The Clementon resident earned first prize for her piece, “Art in the Age of Mechanical Reproduction,” which houses the classic text The Work of Art in the Age of Mechanical Reproduction by Walter Benjamin. Fifteen specialty booklets each contain one of the essay’s informative chapters, making the writing both approachable and enjoyable in short windows of time. The booklets also showcase etchings by Rembrandt, one of the earliest forms of reproducible art, as well as Burrows’ custom replicating patterns. The piece is one of several works that Burrows currently has on display in the senior thesis exhibition, now running in the Stedman Gallery on the Rutgers–Camden campus.
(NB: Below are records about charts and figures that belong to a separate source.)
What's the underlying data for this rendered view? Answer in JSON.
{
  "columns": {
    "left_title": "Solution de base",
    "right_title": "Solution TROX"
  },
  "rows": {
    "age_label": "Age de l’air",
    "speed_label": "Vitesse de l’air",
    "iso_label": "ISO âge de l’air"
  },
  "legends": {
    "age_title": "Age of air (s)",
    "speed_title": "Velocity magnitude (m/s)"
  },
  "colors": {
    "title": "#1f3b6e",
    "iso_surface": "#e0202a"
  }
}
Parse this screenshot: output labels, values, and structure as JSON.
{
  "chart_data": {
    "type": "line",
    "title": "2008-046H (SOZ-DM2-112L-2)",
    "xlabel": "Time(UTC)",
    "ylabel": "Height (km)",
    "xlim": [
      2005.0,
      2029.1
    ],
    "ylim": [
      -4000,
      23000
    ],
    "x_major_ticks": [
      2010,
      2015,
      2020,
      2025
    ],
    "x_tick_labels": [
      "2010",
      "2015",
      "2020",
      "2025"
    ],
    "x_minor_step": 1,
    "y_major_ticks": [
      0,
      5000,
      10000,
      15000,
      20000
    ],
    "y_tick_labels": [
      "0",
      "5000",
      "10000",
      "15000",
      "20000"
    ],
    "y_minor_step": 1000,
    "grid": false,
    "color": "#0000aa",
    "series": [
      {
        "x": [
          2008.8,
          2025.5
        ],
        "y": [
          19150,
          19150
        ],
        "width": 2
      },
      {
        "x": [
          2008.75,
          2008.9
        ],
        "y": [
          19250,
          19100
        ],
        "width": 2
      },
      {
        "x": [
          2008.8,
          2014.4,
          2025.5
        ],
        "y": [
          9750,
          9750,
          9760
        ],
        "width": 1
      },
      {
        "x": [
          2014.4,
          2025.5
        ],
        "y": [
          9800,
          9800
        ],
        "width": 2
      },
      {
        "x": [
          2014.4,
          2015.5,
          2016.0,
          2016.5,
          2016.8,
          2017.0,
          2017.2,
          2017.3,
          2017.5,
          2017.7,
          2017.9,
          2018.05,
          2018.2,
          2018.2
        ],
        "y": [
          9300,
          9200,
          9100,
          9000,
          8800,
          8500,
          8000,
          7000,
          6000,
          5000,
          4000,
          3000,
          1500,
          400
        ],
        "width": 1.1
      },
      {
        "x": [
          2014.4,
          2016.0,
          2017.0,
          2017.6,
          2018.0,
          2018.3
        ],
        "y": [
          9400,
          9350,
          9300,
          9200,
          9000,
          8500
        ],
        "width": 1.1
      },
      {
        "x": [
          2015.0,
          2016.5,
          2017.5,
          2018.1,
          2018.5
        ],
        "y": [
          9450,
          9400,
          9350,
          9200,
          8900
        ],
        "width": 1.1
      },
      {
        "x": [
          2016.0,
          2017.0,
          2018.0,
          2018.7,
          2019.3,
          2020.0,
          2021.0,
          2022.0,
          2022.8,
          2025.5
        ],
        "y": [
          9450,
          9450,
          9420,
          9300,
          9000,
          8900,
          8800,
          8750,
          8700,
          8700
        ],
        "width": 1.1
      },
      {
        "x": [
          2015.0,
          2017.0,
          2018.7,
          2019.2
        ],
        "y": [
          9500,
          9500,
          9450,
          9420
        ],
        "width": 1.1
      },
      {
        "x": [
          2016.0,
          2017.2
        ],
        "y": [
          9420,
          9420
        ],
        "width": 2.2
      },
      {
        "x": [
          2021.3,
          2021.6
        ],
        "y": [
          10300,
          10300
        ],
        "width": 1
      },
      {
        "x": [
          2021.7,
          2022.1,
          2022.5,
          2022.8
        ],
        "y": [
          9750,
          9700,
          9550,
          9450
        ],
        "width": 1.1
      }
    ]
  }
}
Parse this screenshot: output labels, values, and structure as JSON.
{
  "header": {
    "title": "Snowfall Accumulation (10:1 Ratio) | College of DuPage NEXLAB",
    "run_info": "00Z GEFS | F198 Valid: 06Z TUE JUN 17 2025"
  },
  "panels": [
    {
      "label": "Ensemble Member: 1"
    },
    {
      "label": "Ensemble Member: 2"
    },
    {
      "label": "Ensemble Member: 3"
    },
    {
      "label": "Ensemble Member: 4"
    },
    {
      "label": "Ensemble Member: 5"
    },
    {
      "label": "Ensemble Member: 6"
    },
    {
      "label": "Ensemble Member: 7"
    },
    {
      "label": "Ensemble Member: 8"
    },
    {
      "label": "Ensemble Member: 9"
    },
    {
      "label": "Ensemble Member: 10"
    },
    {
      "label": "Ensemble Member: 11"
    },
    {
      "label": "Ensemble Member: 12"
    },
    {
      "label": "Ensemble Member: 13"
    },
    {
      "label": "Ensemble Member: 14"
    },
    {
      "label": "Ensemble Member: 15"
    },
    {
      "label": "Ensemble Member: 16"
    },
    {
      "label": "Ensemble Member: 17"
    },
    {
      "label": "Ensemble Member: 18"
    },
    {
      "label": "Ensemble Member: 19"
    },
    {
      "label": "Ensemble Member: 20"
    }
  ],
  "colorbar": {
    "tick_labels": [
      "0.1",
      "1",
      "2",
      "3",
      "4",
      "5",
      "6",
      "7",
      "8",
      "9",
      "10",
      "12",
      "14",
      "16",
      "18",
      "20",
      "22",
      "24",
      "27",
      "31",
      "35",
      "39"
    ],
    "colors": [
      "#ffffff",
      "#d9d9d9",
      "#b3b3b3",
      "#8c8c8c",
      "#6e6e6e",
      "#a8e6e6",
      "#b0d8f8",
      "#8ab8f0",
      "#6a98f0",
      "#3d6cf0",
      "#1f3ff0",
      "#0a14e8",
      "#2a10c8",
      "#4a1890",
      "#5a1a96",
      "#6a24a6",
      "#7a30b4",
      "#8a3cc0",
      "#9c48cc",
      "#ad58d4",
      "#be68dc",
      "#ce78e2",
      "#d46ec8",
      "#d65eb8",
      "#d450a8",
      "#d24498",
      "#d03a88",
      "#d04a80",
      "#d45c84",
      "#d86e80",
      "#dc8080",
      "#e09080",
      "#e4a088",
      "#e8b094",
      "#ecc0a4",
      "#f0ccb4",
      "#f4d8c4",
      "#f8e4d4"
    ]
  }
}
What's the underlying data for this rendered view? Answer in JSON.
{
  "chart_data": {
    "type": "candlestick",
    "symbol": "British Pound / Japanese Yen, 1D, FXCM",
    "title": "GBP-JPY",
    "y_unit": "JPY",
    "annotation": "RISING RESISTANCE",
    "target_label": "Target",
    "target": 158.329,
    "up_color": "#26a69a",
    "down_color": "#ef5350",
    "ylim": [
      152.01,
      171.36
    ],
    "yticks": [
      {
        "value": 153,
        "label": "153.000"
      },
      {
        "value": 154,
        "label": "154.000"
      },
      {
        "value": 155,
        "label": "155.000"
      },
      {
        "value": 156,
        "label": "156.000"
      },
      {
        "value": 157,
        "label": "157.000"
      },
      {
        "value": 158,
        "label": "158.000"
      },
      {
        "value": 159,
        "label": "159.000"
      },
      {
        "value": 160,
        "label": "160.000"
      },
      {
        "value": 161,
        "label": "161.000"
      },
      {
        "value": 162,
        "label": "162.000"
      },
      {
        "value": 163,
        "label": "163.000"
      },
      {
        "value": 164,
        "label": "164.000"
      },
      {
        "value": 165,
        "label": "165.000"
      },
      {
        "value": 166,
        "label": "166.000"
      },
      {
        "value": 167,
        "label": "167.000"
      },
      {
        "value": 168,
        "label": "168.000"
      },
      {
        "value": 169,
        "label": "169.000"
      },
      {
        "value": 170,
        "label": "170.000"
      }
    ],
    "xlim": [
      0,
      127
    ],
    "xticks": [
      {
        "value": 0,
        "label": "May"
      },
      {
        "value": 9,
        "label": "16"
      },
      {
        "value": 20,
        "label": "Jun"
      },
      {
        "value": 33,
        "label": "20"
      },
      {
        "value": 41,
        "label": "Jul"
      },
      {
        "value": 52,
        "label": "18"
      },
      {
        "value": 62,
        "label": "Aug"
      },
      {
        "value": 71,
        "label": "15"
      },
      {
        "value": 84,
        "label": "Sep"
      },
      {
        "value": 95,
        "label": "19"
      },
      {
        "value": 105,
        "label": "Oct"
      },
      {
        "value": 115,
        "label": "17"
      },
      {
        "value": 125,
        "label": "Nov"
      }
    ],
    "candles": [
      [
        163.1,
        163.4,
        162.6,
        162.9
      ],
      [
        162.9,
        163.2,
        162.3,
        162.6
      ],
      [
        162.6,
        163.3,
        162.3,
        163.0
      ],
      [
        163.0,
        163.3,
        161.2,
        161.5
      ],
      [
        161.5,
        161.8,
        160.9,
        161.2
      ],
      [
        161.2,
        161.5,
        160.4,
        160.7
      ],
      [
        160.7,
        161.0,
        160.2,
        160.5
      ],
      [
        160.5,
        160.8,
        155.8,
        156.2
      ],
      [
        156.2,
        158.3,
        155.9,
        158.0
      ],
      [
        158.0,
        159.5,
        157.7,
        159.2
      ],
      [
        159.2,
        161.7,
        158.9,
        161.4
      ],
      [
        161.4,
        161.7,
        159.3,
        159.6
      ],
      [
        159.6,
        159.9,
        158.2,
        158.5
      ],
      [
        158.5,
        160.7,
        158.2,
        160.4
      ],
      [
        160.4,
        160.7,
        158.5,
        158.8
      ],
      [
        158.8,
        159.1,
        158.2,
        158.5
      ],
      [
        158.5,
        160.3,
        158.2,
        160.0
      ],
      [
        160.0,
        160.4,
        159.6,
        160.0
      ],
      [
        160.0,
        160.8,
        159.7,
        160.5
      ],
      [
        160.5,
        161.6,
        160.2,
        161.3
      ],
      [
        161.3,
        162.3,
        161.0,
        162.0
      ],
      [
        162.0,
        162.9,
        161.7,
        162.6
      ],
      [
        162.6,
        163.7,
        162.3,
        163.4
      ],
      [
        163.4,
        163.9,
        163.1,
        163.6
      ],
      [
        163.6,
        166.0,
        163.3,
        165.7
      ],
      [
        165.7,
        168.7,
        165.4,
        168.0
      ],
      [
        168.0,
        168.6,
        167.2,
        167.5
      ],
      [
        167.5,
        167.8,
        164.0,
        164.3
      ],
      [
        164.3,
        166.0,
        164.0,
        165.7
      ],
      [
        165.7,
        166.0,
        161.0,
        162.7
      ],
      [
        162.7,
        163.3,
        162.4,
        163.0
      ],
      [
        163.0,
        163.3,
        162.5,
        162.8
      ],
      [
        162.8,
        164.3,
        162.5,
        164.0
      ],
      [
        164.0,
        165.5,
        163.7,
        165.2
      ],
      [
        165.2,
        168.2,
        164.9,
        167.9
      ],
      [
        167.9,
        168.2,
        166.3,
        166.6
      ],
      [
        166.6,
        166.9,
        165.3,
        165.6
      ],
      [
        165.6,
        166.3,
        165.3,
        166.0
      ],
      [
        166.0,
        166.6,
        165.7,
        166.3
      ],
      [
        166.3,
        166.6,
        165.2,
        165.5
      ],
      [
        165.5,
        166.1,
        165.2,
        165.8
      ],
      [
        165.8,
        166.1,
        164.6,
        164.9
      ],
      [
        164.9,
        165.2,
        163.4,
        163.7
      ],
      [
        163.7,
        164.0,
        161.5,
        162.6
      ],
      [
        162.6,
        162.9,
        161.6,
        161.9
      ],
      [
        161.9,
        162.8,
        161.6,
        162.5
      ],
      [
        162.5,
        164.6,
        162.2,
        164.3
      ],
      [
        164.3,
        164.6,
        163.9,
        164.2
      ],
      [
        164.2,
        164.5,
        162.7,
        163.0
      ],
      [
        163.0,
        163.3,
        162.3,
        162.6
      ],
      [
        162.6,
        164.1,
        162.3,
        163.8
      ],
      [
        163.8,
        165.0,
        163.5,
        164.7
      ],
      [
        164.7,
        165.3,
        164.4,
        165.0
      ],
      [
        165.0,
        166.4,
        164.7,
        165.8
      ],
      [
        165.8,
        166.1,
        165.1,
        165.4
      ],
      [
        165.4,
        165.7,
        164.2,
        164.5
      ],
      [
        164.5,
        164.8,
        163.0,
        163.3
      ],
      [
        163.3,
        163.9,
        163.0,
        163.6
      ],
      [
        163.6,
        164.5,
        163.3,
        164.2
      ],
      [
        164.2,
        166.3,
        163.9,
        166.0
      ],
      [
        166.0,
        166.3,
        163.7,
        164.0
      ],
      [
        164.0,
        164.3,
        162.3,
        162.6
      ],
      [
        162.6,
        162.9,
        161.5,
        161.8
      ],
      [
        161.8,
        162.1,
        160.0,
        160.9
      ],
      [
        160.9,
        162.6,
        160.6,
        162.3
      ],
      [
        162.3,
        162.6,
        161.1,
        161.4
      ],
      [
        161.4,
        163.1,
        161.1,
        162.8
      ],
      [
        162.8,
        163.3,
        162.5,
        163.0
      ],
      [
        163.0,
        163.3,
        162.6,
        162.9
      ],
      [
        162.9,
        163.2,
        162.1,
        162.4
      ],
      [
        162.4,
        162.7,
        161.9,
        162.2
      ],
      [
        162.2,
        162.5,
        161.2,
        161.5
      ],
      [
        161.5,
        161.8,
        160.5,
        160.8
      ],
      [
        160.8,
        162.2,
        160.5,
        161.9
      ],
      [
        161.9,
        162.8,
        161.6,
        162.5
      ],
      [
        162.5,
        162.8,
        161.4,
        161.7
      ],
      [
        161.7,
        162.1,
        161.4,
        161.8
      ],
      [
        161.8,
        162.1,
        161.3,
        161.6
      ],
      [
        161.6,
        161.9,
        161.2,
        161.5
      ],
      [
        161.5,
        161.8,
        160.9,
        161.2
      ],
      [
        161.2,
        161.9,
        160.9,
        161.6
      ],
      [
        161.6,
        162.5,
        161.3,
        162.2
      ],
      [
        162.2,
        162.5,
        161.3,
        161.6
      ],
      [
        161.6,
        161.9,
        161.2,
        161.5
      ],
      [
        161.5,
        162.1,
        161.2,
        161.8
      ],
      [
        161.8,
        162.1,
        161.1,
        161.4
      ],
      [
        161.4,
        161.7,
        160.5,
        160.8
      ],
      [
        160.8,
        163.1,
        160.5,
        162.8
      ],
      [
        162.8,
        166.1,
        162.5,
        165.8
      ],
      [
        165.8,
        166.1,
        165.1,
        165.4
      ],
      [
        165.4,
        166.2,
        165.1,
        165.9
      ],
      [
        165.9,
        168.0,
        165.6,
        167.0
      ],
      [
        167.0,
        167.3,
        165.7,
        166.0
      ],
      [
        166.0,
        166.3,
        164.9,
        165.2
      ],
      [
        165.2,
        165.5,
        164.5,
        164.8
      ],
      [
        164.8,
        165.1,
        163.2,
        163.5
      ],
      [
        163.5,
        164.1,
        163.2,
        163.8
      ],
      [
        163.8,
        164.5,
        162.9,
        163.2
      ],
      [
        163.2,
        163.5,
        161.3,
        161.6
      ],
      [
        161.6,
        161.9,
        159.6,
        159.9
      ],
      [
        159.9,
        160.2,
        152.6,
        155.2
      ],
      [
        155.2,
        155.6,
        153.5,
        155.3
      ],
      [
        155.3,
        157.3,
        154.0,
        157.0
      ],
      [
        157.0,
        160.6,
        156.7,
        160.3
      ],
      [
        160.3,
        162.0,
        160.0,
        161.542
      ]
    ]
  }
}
As Burrows explains, The Work of Art in the Age of Mechanical Reproduction is a classic and very influential text within the arts, one dealing with the debate as to whether or not art that can be reproduced easily or in great numbers can still be considered art. “Or perhaps more accurately, it asks whether subsequent reproductions can be considered art,” says Burrows, a Class of 2014 graduate from Rutgers–Camden.
Burrows recalls that, at the time she was reading the text – a lengthy read, broken into 15 chapters – she was regularly commuting by train and found it difficult to read large texts on her short trip. A small booklet, she thought, would require just the right amount of time to read between home and school. “I decided that reading this particular text in shorter intervals, with plenty of surrounding time to consider its implications, seemed beneficial,” says Burrows, who attended Baptist High School in Haddon Heights.
As for the illustrations, she notes, they are all her own. “The repetitive patterns of each chapter's cover are designed to add to the debate at hand; each is composed of reproduced symbols,” she explains. “Most include elements that comment upon their respective chapters, and all were born out of my affinity for geometry.”
In addition to her studies, Burrows currently works as a junior designer at the award-winning studio GDLOFT PHL in Philadelphia. She has also interned as a graphic designer for Cooper’s Ferry Partnership, a nonprofit urban planning organization in Camden, and, in her spare time, designs stationary and greeting cards. According to Burrows, these experiences have taught her to work creatively within the constraints and realities of designing projects on a professional level.
Reflecting on her lifelong love of art, Burrows recalls that playing with color was always a driving force in her earliest creative endeavors. Later, in her early-teen years, she enjoyed drafting blueprints and home layouts, often getting lost for hours in an amateur architecture program on her family's desktop computer. “What I thought was a silly hobby taught me a great deal about using visual elements to control space,” she says.
She credits the “rigorous” graphic design program at Rutgers–Camden, under the direction of Allan Espiritu, an associate professor of fine arts, for helping her to hone her raw passion and desire with the skills and thought processes necessary to become a successful graphic designer. She considers her Rutgers–Camden education to be the perfect launching point for a successful career in design. “Our passionate faculty strives to mold each of us into artists that can produce communicative work that is beautiful, logical, and relevant,” she says.